António Augusto dos Santos (January 22, 1929 - October 13, 2004) was a Portuguese General and commander of the Portuguese forces in Mozambique from 1964 until he was relieved of command at the end of 1969. On the outbreak of the Mozambican War of Independence in 1964, Augusto dos Santos commanded the Portuguese forces in that Portuguese territory and favored the use of African units trained by Portuguese regulars who fought alongside the Portuguese Army regulars.

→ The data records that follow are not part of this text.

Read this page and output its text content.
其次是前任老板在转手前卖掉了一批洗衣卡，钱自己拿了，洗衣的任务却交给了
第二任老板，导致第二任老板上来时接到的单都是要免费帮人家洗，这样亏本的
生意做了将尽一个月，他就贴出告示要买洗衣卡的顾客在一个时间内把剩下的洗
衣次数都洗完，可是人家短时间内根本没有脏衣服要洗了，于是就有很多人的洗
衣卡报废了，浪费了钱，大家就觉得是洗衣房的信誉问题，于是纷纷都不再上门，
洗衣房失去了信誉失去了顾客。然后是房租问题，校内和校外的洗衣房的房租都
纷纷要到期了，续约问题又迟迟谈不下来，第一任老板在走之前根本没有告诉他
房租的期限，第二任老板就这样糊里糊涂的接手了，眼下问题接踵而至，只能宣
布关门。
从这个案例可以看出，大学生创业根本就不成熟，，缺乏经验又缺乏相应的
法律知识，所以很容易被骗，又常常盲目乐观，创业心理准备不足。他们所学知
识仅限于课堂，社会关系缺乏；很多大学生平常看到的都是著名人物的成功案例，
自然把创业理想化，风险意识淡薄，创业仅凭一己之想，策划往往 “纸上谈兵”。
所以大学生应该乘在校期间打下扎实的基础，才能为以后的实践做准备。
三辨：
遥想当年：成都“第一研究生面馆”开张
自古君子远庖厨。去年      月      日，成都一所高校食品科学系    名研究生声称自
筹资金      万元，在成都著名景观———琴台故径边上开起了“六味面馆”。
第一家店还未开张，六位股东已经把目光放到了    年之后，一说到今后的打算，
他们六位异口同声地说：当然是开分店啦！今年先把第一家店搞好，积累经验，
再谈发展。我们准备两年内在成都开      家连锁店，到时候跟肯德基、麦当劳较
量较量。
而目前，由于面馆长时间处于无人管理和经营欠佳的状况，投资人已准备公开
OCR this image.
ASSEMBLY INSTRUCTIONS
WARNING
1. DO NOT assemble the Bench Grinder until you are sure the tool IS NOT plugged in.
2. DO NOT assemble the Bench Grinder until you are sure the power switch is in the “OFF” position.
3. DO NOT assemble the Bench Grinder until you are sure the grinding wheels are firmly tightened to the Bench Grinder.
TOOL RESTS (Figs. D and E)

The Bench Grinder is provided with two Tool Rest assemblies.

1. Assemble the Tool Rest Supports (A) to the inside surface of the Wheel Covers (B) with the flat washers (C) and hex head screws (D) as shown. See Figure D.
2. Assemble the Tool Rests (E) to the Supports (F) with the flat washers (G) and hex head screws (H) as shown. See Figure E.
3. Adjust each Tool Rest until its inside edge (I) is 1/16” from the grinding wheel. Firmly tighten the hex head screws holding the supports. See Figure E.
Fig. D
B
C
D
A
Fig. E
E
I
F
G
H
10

General dos Santos believed in a hearts and minds campaign that resulted in the construction of schools and other infrastructure and the training of African Units to build partner capacity (a technique that is used today by the U.S. Military in Africa). He was relieved by General Kaúlza de Arriaga who took over in 1970 and demonstrated poorer success for the Portuguese in the counterinsurgency operations (Gordian Knot Operation) in that the scorched earth policy he pursued turned the people against him. For his efforts in Mozambique, Gen dos Santos was awarded the Military Order of the Tower and Sword. A year later, Augusto dos Santos began serving as the Portuguese Army Chief of Staff (Chefes do Estado-Maior do Exército), a post he held until 1972. He was retired at the time of the military coup in Lisbon on 25 April 1974, which overthrew the Portuguese government headed by Marcelo Caetano and would put to an end the Portuguese Colonial War (1961-1974) shortly thereafter. He refused to participate in the revolution even though he was asked to participate in the revolutionary government. He withdrew from public life and remained a private citizen until his death.